Dans les coulisses du théâtre
« Place Colette » s’envole lorsque Nathalie Rheims évoque son lien avec le théâtre. Sa fringale des
grands classiques et sa mémoire d’éléphant l’amènent naturellement à vouloir embrasser la carrière de
comédienne. Son amour pour Pierre n’est évidemment pas étranger à ce désir ardent de brûler les
planches : ses premiers cours de théâtre pris chez Chantal, la voisine du dessus de sa copine Isabelle,
rousse précoce et pleine d’initiative, cimentent cette double épiphanie. « Le théâtre était fait pour moi,
j’en avais désormais la certitude. Une porte s’ouvrait ; si je savais la franchir, je pourrais partager
quelque chose d’essentiel avec Pierre, faire un pas vers lui pour essayer de vivre dans son monde,
peut-être même en faire partie. », écrit-elle. Les multiples allers-retours en catimini entre son
appartement bourgeois de La Madeleine et la loge de Pierre créent une connexion spatiale entre la
sphère de l’enfance et le monde sulfureux de l’adolescence tout en renforçant son admiration pour
l’univers feutré et grandiose du théâtre. Phèdre, Elvire, Roxane ou Ondine, Nathalie se montrera de
plus en plus audacieuse avec son premier amour.
Au fil des pages, on croise Isabelle Adjani, Robert Hirsch ou Michel Aumont ... Autant de légendes
vivantes brièvement convoquées mais dont la mention suffit à faire plaisir aux amateurs de théâtre. Le
dernier quart du roman marque une rupture en se centrant exclusivement sur la trajectoire artistique de
Nathalie. Son entrée dans la profession s’accompagne d’anecdotes savoureuses et l’emploi de la
première personne accentue l’empathie ressentie pour cette jeune prodige au talent confirmé par Jean
Périmony ou Michel Favory.

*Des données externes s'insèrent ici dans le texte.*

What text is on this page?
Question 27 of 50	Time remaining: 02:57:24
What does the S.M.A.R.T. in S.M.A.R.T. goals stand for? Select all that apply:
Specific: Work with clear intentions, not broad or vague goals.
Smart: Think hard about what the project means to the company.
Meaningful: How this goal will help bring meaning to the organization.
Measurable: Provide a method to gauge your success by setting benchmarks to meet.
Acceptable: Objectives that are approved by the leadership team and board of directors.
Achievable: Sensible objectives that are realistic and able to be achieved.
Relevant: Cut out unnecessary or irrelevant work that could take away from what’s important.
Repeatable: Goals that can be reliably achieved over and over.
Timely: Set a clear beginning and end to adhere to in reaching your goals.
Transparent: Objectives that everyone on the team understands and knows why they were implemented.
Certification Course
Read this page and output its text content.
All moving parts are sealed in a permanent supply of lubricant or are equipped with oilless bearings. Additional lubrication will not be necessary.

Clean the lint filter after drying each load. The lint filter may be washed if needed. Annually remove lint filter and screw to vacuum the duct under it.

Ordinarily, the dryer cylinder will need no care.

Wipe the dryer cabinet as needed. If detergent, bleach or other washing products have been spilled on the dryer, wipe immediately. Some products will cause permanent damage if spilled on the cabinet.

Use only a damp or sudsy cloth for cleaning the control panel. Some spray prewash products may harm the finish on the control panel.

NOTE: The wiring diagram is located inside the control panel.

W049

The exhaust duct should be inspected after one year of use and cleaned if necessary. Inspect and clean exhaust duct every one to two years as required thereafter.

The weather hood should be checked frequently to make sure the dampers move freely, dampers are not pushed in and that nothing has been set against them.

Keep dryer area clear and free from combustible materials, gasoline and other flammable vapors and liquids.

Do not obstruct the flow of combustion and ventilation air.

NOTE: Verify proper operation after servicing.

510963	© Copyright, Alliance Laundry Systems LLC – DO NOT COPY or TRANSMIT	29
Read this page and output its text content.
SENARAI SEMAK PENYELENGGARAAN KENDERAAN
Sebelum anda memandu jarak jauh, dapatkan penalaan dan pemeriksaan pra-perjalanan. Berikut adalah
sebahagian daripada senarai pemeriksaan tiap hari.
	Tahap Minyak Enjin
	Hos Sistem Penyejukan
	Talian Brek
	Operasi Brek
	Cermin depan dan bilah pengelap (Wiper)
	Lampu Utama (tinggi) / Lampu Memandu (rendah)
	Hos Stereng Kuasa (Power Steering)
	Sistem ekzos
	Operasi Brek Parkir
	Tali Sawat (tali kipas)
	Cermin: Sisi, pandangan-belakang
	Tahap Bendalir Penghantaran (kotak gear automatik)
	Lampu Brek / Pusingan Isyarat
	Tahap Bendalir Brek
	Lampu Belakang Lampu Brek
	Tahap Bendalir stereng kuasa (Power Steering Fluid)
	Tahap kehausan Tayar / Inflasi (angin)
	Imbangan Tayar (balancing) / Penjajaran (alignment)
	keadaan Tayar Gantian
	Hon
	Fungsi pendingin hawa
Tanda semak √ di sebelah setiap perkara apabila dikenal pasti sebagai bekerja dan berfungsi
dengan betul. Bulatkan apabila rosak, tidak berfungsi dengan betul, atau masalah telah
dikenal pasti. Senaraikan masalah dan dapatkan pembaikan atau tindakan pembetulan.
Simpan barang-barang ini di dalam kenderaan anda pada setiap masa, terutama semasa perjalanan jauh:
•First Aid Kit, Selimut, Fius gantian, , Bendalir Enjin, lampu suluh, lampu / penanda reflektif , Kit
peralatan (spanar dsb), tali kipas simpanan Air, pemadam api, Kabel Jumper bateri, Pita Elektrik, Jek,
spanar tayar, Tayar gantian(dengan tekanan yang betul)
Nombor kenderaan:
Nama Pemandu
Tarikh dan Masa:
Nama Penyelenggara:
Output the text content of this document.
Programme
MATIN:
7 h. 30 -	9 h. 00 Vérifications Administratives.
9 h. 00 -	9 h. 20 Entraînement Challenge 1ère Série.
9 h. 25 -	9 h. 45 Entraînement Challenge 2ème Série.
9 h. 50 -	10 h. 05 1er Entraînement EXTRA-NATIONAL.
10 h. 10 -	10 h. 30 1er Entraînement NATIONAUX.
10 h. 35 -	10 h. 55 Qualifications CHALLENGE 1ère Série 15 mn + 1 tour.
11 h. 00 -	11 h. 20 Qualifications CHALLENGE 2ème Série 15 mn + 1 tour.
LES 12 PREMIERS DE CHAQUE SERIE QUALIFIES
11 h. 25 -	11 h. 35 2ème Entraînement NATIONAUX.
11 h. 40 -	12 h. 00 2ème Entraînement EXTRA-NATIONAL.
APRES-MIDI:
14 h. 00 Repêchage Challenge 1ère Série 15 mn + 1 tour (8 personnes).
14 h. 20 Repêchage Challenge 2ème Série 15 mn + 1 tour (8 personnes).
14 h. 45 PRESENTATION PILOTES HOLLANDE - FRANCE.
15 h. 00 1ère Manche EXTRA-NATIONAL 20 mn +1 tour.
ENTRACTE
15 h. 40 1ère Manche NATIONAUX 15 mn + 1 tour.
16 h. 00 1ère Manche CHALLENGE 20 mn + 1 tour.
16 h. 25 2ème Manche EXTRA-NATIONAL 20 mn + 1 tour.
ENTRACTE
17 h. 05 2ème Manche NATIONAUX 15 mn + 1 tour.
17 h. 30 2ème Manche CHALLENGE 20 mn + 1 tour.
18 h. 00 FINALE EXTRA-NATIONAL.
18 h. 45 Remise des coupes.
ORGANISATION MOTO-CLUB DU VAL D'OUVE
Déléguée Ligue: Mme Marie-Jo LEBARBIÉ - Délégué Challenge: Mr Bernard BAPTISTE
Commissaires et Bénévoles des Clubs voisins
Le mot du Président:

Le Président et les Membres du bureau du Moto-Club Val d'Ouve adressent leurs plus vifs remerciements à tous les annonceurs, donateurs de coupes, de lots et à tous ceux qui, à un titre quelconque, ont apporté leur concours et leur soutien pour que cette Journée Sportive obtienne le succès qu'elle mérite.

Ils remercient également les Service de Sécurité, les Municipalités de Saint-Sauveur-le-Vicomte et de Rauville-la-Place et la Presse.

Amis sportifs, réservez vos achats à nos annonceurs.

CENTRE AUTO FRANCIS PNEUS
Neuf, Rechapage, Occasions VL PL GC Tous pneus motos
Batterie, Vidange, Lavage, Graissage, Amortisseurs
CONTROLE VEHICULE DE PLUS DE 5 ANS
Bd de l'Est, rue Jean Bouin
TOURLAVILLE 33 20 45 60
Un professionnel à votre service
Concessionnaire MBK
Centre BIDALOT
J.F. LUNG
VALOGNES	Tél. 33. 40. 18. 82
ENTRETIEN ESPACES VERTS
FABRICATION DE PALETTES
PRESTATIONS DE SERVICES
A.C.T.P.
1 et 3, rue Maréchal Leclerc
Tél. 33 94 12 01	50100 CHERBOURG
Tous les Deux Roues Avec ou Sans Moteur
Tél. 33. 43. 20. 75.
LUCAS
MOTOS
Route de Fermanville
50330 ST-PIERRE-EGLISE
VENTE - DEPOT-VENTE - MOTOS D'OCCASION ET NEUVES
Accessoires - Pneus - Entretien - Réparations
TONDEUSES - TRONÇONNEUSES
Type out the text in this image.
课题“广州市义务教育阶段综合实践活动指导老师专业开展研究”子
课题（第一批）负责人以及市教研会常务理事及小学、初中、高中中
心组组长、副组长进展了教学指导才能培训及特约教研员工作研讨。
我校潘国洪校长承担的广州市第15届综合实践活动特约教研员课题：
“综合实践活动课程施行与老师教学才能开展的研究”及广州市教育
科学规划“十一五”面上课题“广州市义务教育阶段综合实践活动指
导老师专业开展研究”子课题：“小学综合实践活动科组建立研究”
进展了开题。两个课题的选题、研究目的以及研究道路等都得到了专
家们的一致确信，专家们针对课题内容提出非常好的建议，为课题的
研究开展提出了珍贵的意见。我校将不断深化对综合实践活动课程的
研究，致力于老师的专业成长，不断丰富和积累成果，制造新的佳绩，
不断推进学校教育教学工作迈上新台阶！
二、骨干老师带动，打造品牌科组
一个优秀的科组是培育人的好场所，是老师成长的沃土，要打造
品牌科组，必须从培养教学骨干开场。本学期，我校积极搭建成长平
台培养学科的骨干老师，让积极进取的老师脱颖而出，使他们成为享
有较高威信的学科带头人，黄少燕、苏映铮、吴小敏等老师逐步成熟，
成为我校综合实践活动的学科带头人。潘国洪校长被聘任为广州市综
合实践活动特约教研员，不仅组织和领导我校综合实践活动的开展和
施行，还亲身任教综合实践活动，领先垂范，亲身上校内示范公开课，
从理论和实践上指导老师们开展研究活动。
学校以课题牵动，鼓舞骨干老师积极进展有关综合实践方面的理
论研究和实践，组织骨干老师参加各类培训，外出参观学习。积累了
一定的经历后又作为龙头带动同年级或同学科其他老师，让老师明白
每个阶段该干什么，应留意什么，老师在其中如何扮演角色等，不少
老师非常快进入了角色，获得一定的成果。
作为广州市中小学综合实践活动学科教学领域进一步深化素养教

De ses auditions pour l’ENSATT de la rue Blanche en passant par ses
premiers rôles dans « Tartuffe » monté par la directrice du Théâtre Montansier, Marcelle Tassencourt ou
« Volpone » dirigé par Jean Le Poulain, sans oublier les échanges partagés avec Maria Casarès dans
une pièce mise en scène par Jorge Lavelli, Nathalie Rheims nous plonge avec sincérité dans les
angoisses et les exaltations d’une apprentie comédienne qui aspire à se révéler au contact des plus
grands. Ces pépites théâtrales auraient sans doute mérité un traitement plus approfondi, quitte à tailler
dans les péripéties amoureuses salées entre la « petite fille » et le pseudo Humbert-Humbert.
PLACE COLETTE de Nathalie Rheims, Éditions Léo Scheer, 311 pages, 20 euros.